With Atikokan facing a water shortage crisis for three weeks now, some are wondering if the low levels of Rainy Lake and Rainy River will have a similar effect here.
But Bruce Spottiswood, superintendent of works (facilities), didn’t think so.
“I don’t see anything like that happening in our future,” he said last week. “We’re handling everything just fine right now at the [water treatment] plant.”
Spottiswood also said Fort Frances residents should not be worried about a water ban. “We’re not having a problem with people as long as they stick to the odd and even day watering schedule,” he noted.
Still, there’s no doubt the lake and river levels are very low.
“Currently, Rainy Lake is about 2.2 feet below the International Joint Commission lower curve,” said Rick Walden, engineering advisor to the Rainy Lake Board of Control. “However, they could become dangerously low without more rainfall.
“Inflows are the lowest we’ve seen since they started recording it in 1912,” he added.
In fact, the IJC announced Monday it is planning to issue a supplementary order to reduce the flow out of Rainy Lake to below minimum levels (from the current average of 103.4 cubic metres per second to 63.7 cubic metres per second), which could affect communities that get their water supply from Rainy River.
The stream flow at Manitou Rapids, for instance, already is three times lower than average.
But in looking to reduce the minimal outflow, Walden stressed it would never be to the point of jeopardizing Emo’s town water supply.
“The IJC, through the board of control, is in constant contact with the operator of the plant in Emo,” MNR biologist John Vandenbroeck noted yesterday, adding all the communities downstream have been consulted.
“We’ve asked them to step it down slowly,” he added, explaining that would give the habitat time to adjust (the dissolved oxygen levels of the river also will be monitored to ensure the fish have an adequate supply).
“The river here is all right but it won’t be good if we don’t get any rain soon,” agreed Keith Paterson, an engineer at the Emo water treatment plant.
“We’re running at 12 inches above our intake right now,” he added. “It was proposed that we lower it but we can’t have it lower than it is right now without people lowering their use of water.”
At the request of council, Emo residents have been rationing their water after being urged to use their better judgment in cutting back on water use, including watering lawns and gardens.
In Rainy River, though, things are looking better.
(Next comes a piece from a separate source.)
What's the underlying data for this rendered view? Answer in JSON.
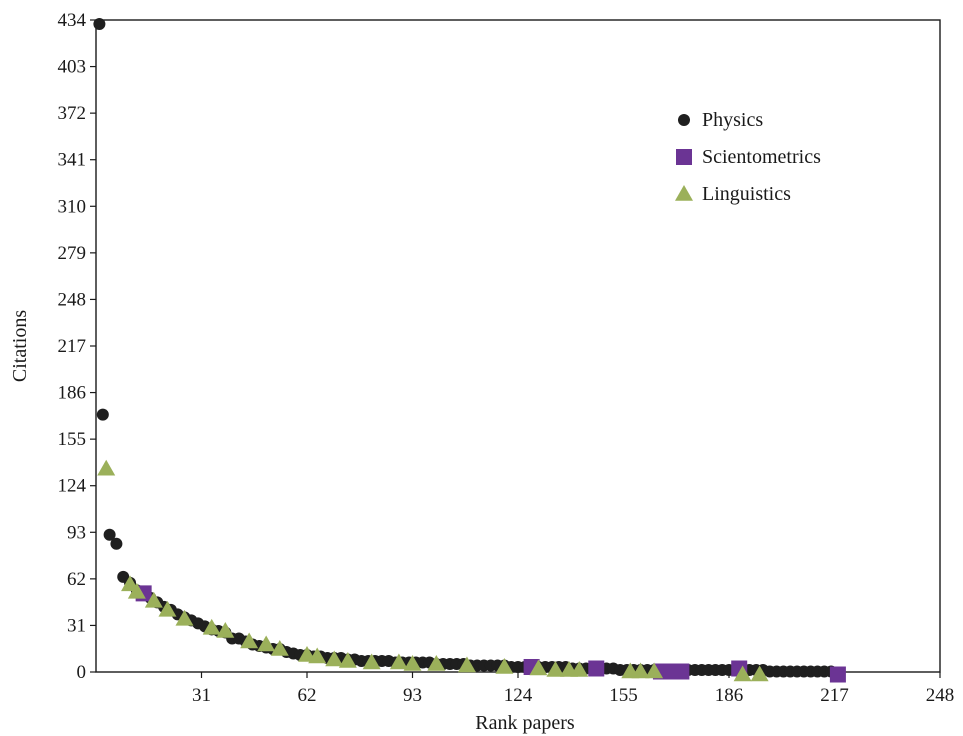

Mayor Gord Armstrong said their plant’s intake was about 20 feet below the surface so a further drop in tthe river wouldn’t threaten the water supply.
But he added it would affect dock access on the river.
And despite relatively little rainfall, Barwick’s well-based water supply has not been in jeopardy up to now, either.
“We haven’t heard of any wells running dry,” said Cheryl Hagen, spokesperson at the municipal office. “They seem to be doing okay. The water table is low but we don’t foresee any problems here.”
At the same time, fears of a water shortage are not unfounded because rainfall is something difficult to predict. In the meantime, area residents may want to watch how they use their water.
And if the snowfall this winter is not adequate, the low water levels could really impact local communities down the road.